Now, the interest on the debt at the commencement of the war (£34,000,000 sterling,) was only £8,000,000; about $40,000,000. At the commencement of the second war in 1803, the interest on the national debt, which was then £600,000,000, sterling, or $3,000,000,000, was only £21,000,000,000, or $105,000,000,000, and at the close of the war, when the debt had run up to £1,100,000,000, ($5,500,000,000,) the interest was only £42,000,000 sterling, or about $210,000,000. Thus the average rate at which the money was borrowed was between three and four per cent. In fact, of the whole £792,000,000 sterling which the Government owed, £592,000,000 had been borrowed at 3 per cent., £74,000,000 at 4 per cent., and the residue at 5 per cent. All these sums were put together and rendered into 5 per cents., and this operation caused a reduction of the debt to £540,000,000 sterling, paying 5 per cent., a full equivalent for the larger sum, since it brought the same interest and would sell for as much money. It the British debt had all been rendered in 6 per cents., it would have reduced the bulk down to £450,000,000 sterling, or about $2,250,000,000 --a little more than three times the debt that will be saddled upon the Yankee nation by one year's operations against us.

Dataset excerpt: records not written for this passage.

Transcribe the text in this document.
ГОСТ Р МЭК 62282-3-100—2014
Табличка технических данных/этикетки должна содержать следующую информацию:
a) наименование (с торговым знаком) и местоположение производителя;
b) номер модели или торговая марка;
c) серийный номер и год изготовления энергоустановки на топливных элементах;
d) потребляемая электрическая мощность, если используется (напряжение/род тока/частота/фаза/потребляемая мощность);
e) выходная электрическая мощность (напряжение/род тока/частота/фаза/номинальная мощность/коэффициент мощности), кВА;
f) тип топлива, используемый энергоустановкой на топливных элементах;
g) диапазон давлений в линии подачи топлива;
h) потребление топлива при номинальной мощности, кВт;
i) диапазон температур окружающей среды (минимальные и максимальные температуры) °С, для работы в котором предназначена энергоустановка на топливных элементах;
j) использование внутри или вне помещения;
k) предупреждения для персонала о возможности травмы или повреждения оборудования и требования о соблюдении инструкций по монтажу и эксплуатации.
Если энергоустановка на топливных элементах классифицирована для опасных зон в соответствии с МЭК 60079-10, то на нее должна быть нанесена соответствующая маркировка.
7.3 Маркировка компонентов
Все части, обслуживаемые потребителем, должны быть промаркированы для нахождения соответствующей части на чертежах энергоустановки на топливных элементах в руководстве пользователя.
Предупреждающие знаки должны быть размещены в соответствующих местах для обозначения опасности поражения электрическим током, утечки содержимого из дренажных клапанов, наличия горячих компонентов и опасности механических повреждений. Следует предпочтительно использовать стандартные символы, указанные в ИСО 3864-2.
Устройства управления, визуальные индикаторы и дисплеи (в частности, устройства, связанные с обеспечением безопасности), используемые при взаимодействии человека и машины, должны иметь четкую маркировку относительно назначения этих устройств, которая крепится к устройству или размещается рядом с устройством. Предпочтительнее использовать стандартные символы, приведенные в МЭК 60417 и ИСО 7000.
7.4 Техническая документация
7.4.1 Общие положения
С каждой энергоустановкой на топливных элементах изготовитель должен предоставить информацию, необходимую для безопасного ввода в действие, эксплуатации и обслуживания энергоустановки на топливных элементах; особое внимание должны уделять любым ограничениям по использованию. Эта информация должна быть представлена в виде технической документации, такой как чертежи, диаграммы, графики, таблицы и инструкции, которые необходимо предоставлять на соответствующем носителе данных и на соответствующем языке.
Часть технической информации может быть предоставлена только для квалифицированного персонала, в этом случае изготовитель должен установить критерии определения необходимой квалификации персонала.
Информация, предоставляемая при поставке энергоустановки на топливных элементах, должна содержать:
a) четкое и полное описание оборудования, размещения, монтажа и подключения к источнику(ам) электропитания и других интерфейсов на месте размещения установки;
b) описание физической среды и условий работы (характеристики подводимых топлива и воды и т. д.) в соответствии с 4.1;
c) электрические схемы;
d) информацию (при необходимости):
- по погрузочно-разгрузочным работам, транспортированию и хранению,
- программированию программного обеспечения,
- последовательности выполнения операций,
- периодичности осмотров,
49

It will be observed that the bulk of the British debt is reduced by consolidating the funds, and paying five per cent on the whole

This the Yankees cannot do, because they have but one rate. While a great deal of the British debt, therefore, was nominal in amount, their's is all real. They must pay the interest on $5,000,000,000, when they shall have been at war ten years, and the bulk of the debt cannot be reduced by the process of consolidation.